In fact, what Winston could do with is a good shag, or it was according to this adaptation of George Orwell's classic novel which had the forced novelty value of being made and released in the actual year 1984, all part of a masterful marketing campaign which struck many as being opportunism and cyncism if this was a comment on the way the United Kingdom was heading under the government of Margaret Thatcher. Only the most reactionary viewer could see the strictness of that party as tantamount to a totalitarian state Orwell was warning against, even if there were some astute parallels to be made in their controlling ways.

Director and adapter Michael Radford claimed to be making this more as if it had been created in the year Orwell wrote it, so the special effects were minimal and the urban decay was emphasised to render these politics which brought about Winston's surroundings as corrupting as it was possible to get, and there was a valid style of depression to the visuals which lent the production a power all its own. Although there were naysayers, most who accused Radford of downplaying the messages of the novel in favour of melodramatics over substance, there was a significant number who appreciated what he had in mind, making this one of the better of the dystopian futures that proliferated on screens big and small in the eighties.
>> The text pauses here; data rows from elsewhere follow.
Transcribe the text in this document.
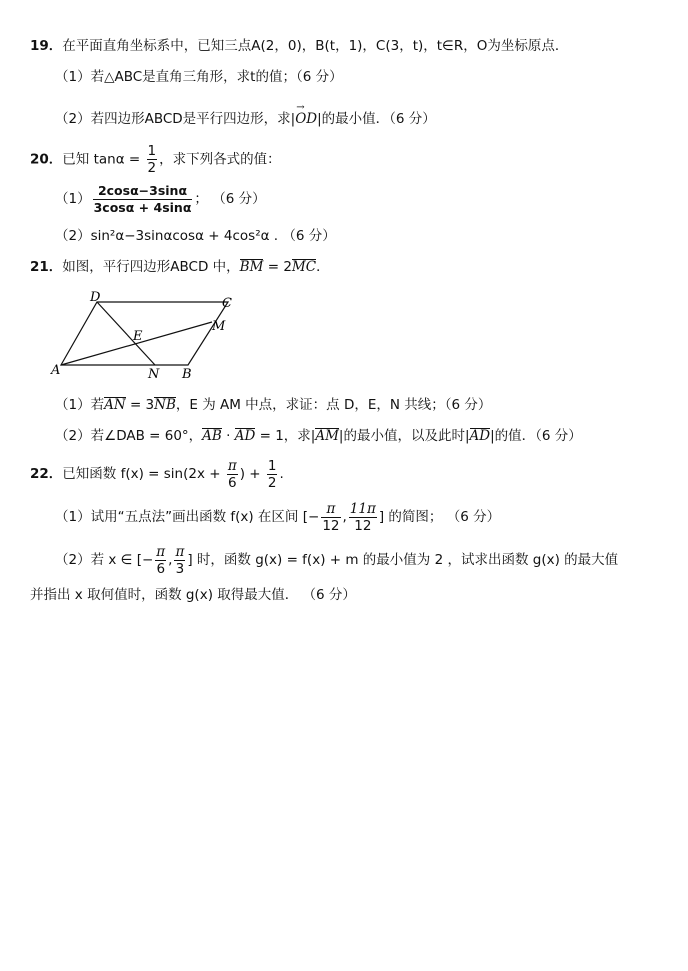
19．在平面直角坐标系中，已知三点A(2，0)，B(t，1)，C(3，t)，t∈R，O为坐标原点．
（1）若△ABC是直角三角形，求t的值；（6 分）
（2）若四边形ABCD是平行四边形，求|→ OD|的最小值．（6 分）
20．已知 $\tan\alpha = \frac{1}{2}$ ，求下列各式的值：
$(1) \frac{2\cos\alpha-3\sin\alpha}{3\cos\alpha + 4\sin\alpha}$ ； （6 分）
（2）sin²α−3sinαcosα + 4cos²α . （6 分）
21．如图，平行四边形ABCD 中，BM = 2MC．
D	C
M
E
A	N B
（1）若AN = 3NB，E 为 AM 中点，求证：点 D，E，N 共线；（6 分）
（2）若∠DAB = 60°，AB · AD = 1，求|AM|的最小值，以及此时|AD|的值．（6 分）
22．已知函数 $f(x) = \sin(2x + \frac{\pi}{6}$ ) + $\frac{1}{2}$ .
（1）试用“五点法”画出函数 f(x) 在区间 [− $\frac{\pi}{12}$ , $\frac{11\pi}{12}$ ] 的简图； （6 分）
（2）若 x ∈ [− $\frac{\pi}{6}$ , $\frac{\pi}{3}$ ] 时，函数 g(x) = f(x) + m 的最小值为 2 ，试求出函数 g(x) 的最大值
并指出 x 取何值时，函数 g(x) 取得最大值． （6 分）
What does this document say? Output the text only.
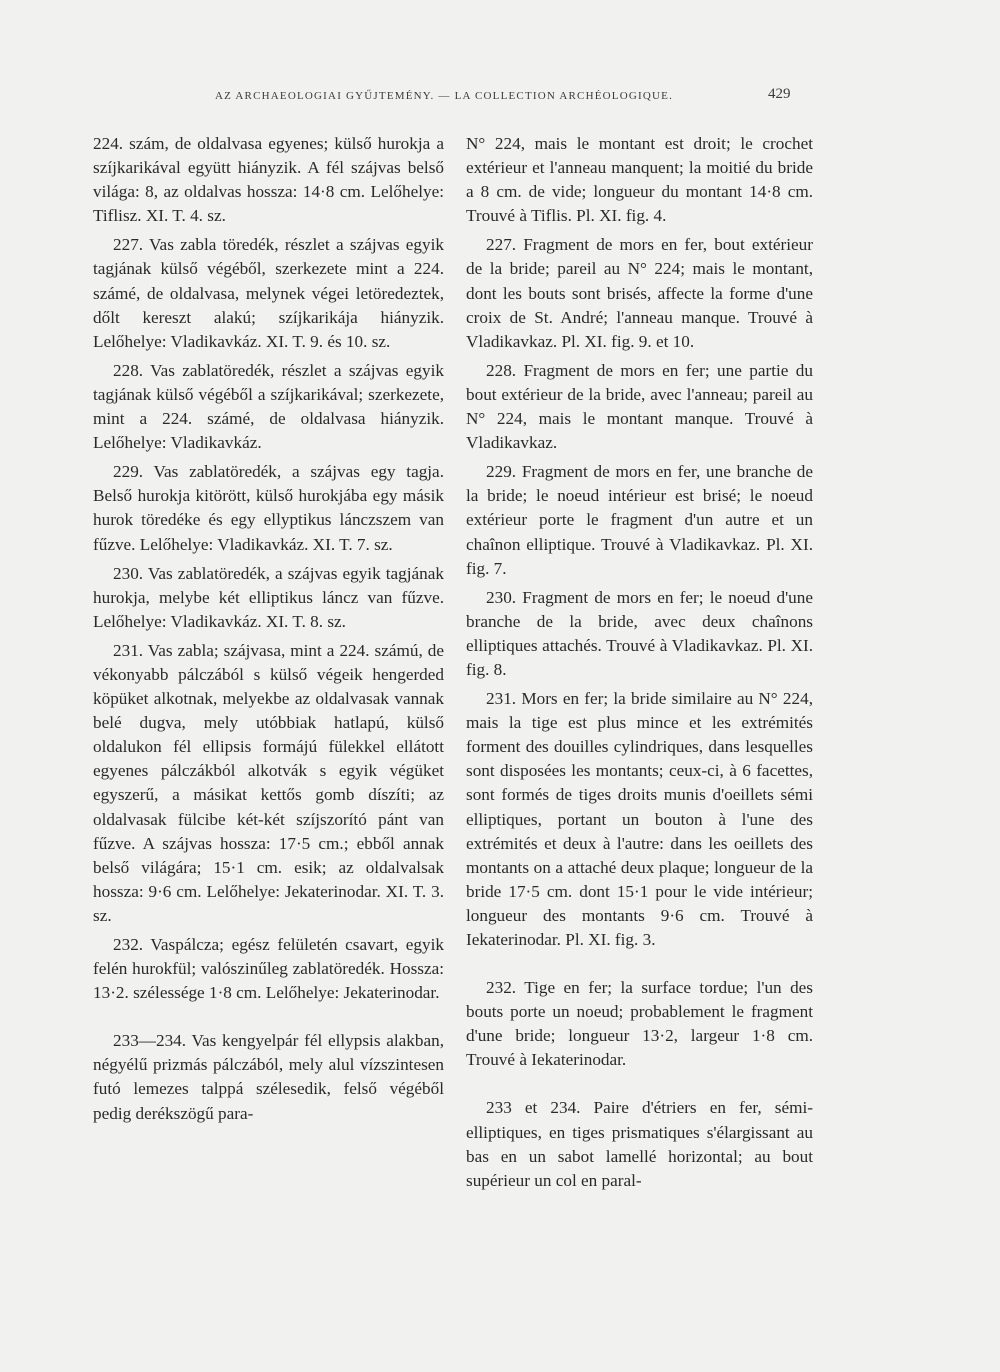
AZ ARCHAEOLOGIAI GYŰJTEMÉNY. — LA COLLECTION ARCHÉOLOGIQUE.	429

224. szám, de oldalvasa egyenes; külső hurokja a szíjkarikával együtt hiányzik. A fél szájvas belső világa: 8, az oldalvas hossza: 14·8 cm. Lelőhelye: Tiflisz. XI. T. 4. sz.

227. Vas zabla töredék, részlet a szájvas egyik tagjának külső végéből, szerkezete mint a 224. számé, de oldalvasa, melynek végei letöredeztek, dőlt kereszt alakú; szíjkarikája hiányzik. Lelőhelye: Vladikavkáz. XI. T. 9. és 10. sz.

228. Vas zablatöredék, részlet a szájvas egyik tagjának külső végéből a szíjkarikával; szerkezete, mint a 224. számé, de oldalvasa hiányzik. Lelőhelye: Vladikavkáz.

229. Vas zablatöredék, a szájvas egy tagja. Belső hurokja kitörött, külső hurokjába egy másik hurok töredéke és egy ellyptikus lánczszem van fűzve. Lelőhelye: Vladikavkáz. XI. T. 7. sz.

230. Vas zablatöredék, a szájvas egyik tagjának hurokja, melybe két elliptikus láncz van fűzve. Lelőhelye: Vladikavkáz. XI. T. 8. sz.

231. Vas zabla; szájvasa, mint a 224. számú, de vékonyabb pálczából s külső végeik hengerded köpüket alkotnak, melyekbe az oldalvasak vannak belé dugva, mely utóbbiak hatlapú, külső oldalukon fél ellipsis formájú fülekkel ellátott egyenes pálczákból alkotvák s egyik végüket egyszerű, a másikat kettős gomb díszíti; az oldalvasak fülcibe két-két szíjszorító pánt van fűzve. A szájvas hossza: 17·5 cm.; ebből annak belső világára; 15·1 cm. esik; az oldalvalsak hossza: 9·6 cm. Lelőhelye: Jekaterinodar. XI. T. 3. sz.

232. Vaspálcza; egész felületén csavart, egyik felén hurokfül; valószinűleg zablatöredék. Hossza: 13·2. szélessége 1·8 cm. Lelőhelye: Jekaterinodar.

233—234. Vas kengyelpár fél ellypsis alakban, négyélű prizmás pálczából, mely alul vízszintesen futó lemezes talppá szélesedik, felső végéből pedig derékszögű para-

N° 224, mais le montant est droit; le crochet extérieur et l'anneau manquent; la moitié du bride a 8 cm. de vide; longueur du montant 14·8 cm. Trouvé à Tiflis. Pl. XI. fig. 4.

227. Fragment de mors en fer, bout extérieur de la bride; pareil au N° 224; mais le montant, dont les bouts sont brisés, affecte la forme d'une croix de St. André; l'anneau manque. Trouvé à Vladikavkaz. Pl. XI. fig. 9. et 10.

228. Fragment de mors en fer; une partie du bout extérieur de la bride, avec l'anneau; pareil au N° 224, mais le montant manque. Trouvé à Vladikavkaz.

229. Fragment de mors en fer, une branche de la bride; le noeud intérieur est brisé; le noeud extérieur porte le fragment d'un autre et un chaînon elliptique. Trouvé à Vladikavkaz. Pl. XI. fig. 7.

230. Fragment de mors en fer; le noeud d'une branche de la bride, avec deux chaînons elliptiques attachés. Trouvé à Vladikavkaz. Pl. XI. fig. 8.

231. Mors en fer; la bride similaire au N° 224, mais la tige est plus mince et les extrémités forment des douilles cylindriques, dans lesquelles sont disposées les montants; ceux-ci, à 6 facettes, sont formés de tiges droits munis d'oeillets sémi elliptiques, portant un bouton à l'une des extrémités et deux à l'autre: dans les oeillets des montants on a attaché deux plaque; longueur de la bride 17·5 cm. dont 15·1 pour le vide intérieur; longueur des montants 9·6 cm. Trouvé à Iekaterinodar. Pl. XI. fig. 3.

232. Tige en fer; la surface tordue; l'un des bouts porte un noeud; probablement le fragment d'une bride; longueur 13·2, largeur 1·8 cm. Trouvé à Iekaterinodar.

233 et 234. Paire d'étriers en fer, sémi-elliptiques, en tiges prismatiques s'élargissant au bas en un sabot lamellé horizontal; au bout supérieur un col en paral-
Not that Radford was entirely happy with the results himself, as he famously complained publically about the production company Virgin taking off much of Dominic Muldowney's musical score and replacing it with the Eurythmics' idea of what the film should sound like. Although these days the biggest distraction would appear to be the pubic hair of Hurt's co-star Suzanna Hamilton, who played Julia, the woman he falls in love with and ends up setting up illicit meetings with for forbidden foods, coffee and sex. They pretty much know this cannot last themselves, but grab onto this expression of freedom as far as they can take it, not realising that Big Brother is a jealous tyrant and will not tolerate any citizen loving anyone except him.

That's if he even exists, as he could be a construct of the Party designed as figurehead for the population to worship. Questions of whether this is a fascist or Communist state seem irrelevant when the borders between such distinctions are so blurred by the compulsion to control the citizenry, either by keeping the lower classes - the Proles - in obedient ignorance or the middle classes which Winston and Julia belong to so scared and guilt-ridden that they cannot imagine stepping out of line. Too late for both of them, they are discovered, and the bleakness of Orwell's vision was well served by humanising it thanks to Hurt's wounded, cowed, pitiful hero and Hamilton's hopeless optimistic partner. In his final film role, Richard Burton was in very ill health - Radford had to support his weakened arms when he held up his fingers for Winston to count - but conveyed a quiet authority as O'Brien the torturer which suggests the character was once in Winston's place many years before. Not exactly a laugh a minute, but by divining the essential sadness and waste of the themes this was surprisingly affecting if you were in the mood for it.